Saint Louis University assistant professor of ophthalmology and SLUCare physician Sean Edelstein, M.D.  

Saint Louis University assistant professor of ophthalmology and SLUCare physician Sean Edelstein, M.D. cautions contact wearers that the consequences from taking shortcuts can be much more serious than they may imagine.

“While contacts are generally very safe, wearers should know that poor contact care can lead to serious health issues,” said Edelstein, who specializes in cornea and external disease of the eye. “Unfortunately, I usually see patients after they’ve developed contact lens related infections or inflammation.

“Eye redness, pain, sensitivity to light and blurry vision are symptoms that suggest something is wrong. In this scenario, you should immediately remove your contact lens and see an eye care professional."

Common shortcuts that most likely lead to trouble include using lens solutions that have gone beyond the expiration or discard date, reusing leftover contact lens solution in the case, and exposure of contact lenses to any non-sterile water. Other risk factors include overnight wear, extended wear, inadequate cleaning and disinfection of lenses and storage cases.

Failure to use contact lenses and solution correctly can result in corneal infection and ulceration. Bacterial infections caused by Pseudomonas and Staphylococcus are common culprits. Rarely, infections caused by fungi or parasites may occur and are much more difficult to diagnose and treat. Severe cases can spread rapidly through the cornea and deeper into the eye, causing endophthalmitis.

Corneal ulcers can result in corneal scarring and permanent loss of vision, which may require corneal transplant surgery in order to restore vision, Edelstein says.

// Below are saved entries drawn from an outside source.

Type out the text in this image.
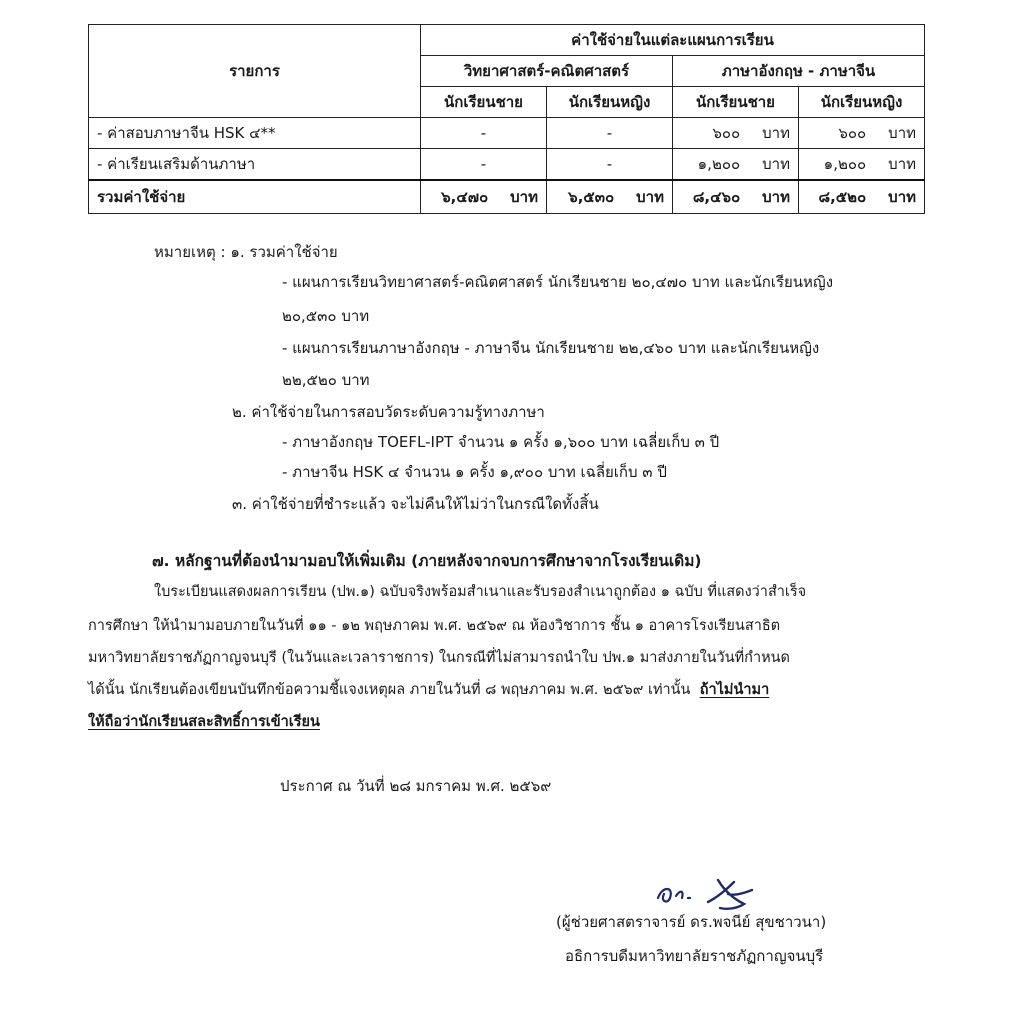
รายการ	ค่าใช้จ่ายในแต่ละแผนการเรียน			
	วิทยาศาสตร์-คณิตศาสตร์		ภาษาอังกฤษ - ภาษาจีน	
	นักเรียนชาย	นักเรียนหญิง	นักเรียนชาย	นักเรียนหญิง
- ค่าสอบภาษาจีน HSK ๔**	-	-	๖๐๐ บาท	๖๐๐ บาท
- ค่าเรียนเสริมด้านภาษา	-	-	๑,๒๐๐ บาท	๑,๒๐๐ บาท
รวมค่าใช้จ่าย	๖,๔๗๐ บาท	๖,๕๓๐ บาท	๘,๔๖๐ บาท	๘,๕๒๐ บาท
หมายเหตุ : ๑. รวมค่าใช้จ่าย
- แผนการเรียนวิทยาศาสตร์-คณิตศาสตร์ นักเรียนชาย ๒๐,๔๗๐ บาท และนักเรียนหญิง
๒๐,๕๓๐ บาท
- แผนการเรียนภาษาอังกฤษ - ภาษาจีน นักเรียนชาย ๒๒,๔๖๐ บาท และนักเรียนหญิง
๒๒,๕๒๐ บาท
๒. ค่าใช้จ่ายในการสอบวัดระดับความรู้ทางภาษา
- ภาษาอังกฤษ TOEFL-IPT จำนวน ๑ ครั้ง ๑,๖๐๐ บาท เฉลี่ยเก็บ ๓ ปี
- ภาษาจีน HSK ๔ จำนวน ๑ ครั้ง ๑,๙๐๐ บาท เฉลี่ยเก็บ ๓ ปี
๓. ค่าใช้จ่ายที่ชำระแล้ว จะไม่คืนให้ไม่ว่าในกรณีใดทั้งสิ้น
๗. หลักฐานที่ต้องนำมามอบให้เพิ่มเติม (ภายหลังจากจบการศึกษาจากโรงเรียนเดิม)
ใบระเบียนแสดงผลการเรียน (ปพ.๑) ฉบับจริงพร้อมสำเนาและรับรองสำเนาถูกต้อง ๑ ฉบับ ที่แสดงว่าสำเร็จ
การศึกษา ให้นำมามอบภายในวันที่ ๑๑ - ๑๒ พฤษภาคม พ.ศ. ๒๕๖๙ ณ ห้องวิชาการ ชั้น ๑ อาคารโรงเรียนสาธิต
มหาวิทยาลัยราชภัฏกาญจนบุรี (ในวันและเวลาราชการ) ในกรณีที่ไม่สามารถนำใบ ปพ.๑ มาส่งภายในวันที่กำหนด
ได้นั้น นักเรียนต้องเขียนบันทึกข้อความชี้แจงเหตุผล ภายในวันที่ ๘ พฤษภาคม พ.ศ. ๒๕๖๙ เท่านั้น ถ้าไม่นำมา
ให้ถือว่านักเรียนสละสิทธิ์การเข้าเรียน
ประกาศ ณ วันที่ ๒๘ มกราคม พ.ศ. ๒๕๖๙
(ผู้ช่วยศาสตราจารย์ ดร.พจนีย์ สุขชาวนา)
อธิการบดีมหาวิทยาลัยราชภัฏกาญจนบุรี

Play it safe and cut out these common shortcuts:

  • Never use tap water in place of your contact solution. Tap water can harbor microorganisms that can cause eye infections.
  • Always start with fresh contact solution. Don’t reuse solution and “tap off” by adding more.
  • Keep your contact case clean and follow lens cleaning and handling instructions.
  • Don’t leave contacts in longer than instructed. Follow the designated schedule for your particular type of lenses and remove them when recommended. It’s a bad idea to push your luck with overnight and extended wear contacts.

Established in 1836, Saint Louis University School of Medicine has the distinction of awarding the first medical degree west of the Mississippi River. The school educates physicians and biomedical scientists, conducts medical research, and provides health care on a local, national and international level. SLUCare is the physician practice of Saint Louis University School of Medicine.